Nach seinem umstrittenen Wahlsieg im vergangenen Jahr hatte der afghanische Präsident Hamid Karsai "Ausländer" für die weitverbreitete Wahlmanipulation verantwortlich gemacht. Gleichzeitig warf er dem Westen vor, die im September geplante Parlamentswahl stoppen zu wollen. "Es gab Wahlbetrug bei den Präsidenten- und Provinzwahlen, ohne Zweifel gab es weitverbreiteten Betrug, sehr massiven Betrug", sagte Karsai. "Aber nicht die Afghanen haben diesen Betrug begangen, die Ausländer waren das."

Der Präsident beschuldigte insbesondere den früheren stellvertretenden UN-Missionschef in Afghanistan, Peter Galbraith, und den Chef der EU-Wahlbeobachtermission, Philippe Morillon, die Wahlen manipuliert zu haben. Ohne Details zu nennen, sagte er zudem, "einige Botschaften" hätten versucht, Mitglieder der Wahlkommission zu bestechen.
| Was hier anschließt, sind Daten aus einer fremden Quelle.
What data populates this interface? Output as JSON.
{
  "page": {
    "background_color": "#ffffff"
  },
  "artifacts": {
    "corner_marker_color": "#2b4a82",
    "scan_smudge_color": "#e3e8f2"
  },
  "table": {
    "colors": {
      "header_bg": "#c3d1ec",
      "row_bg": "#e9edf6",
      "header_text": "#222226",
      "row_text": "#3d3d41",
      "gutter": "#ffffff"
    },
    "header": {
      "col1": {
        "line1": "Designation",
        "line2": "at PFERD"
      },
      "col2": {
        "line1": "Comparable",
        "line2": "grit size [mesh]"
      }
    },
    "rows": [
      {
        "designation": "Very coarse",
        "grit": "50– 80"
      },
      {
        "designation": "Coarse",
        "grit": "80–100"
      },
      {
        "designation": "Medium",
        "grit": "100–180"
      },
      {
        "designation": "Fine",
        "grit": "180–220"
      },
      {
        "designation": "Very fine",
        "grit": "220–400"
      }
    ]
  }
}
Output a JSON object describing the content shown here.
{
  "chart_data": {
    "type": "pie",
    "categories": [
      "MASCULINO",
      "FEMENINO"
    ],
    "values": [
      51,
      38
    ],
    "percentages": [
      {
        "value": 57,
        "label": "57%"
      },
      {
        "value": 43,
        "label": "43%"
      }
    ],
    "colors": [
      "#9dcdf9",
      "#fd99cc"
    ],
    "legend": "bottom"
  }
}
Der Amerikaner Galbraith hatte seinem damaligen Chef, dem Norweger Kai Eide, Verharmlosung des Wahlbetrugs vorgeworfen und wurde daraufhin von UN-Generalsekretär Ban Ki Moon abberufen. Morillon, der erklärt hatte, 1,5 Millionen Stimmen seien manipuliert, verließ das Land vor Verkündung des Endergebnisses.

Karsais politisches Image war durch die Betrugsvorwürfe stark angekratzt worden. Ein von den USA unterstütztes Beobachterteam hatte bei der Wahl am 20. August 2009 massive Unregelmäßigkeiten aufgedeckt und danach rund ein Drittel der Stimmen für ungültig erklärt. Vor der geplanten Stichwahl zog sich Karsais Herausforderer, Ex-Außenminister Abdullah Abdullah, zurück, so dass Karsai zum Sieger erklärt wurde.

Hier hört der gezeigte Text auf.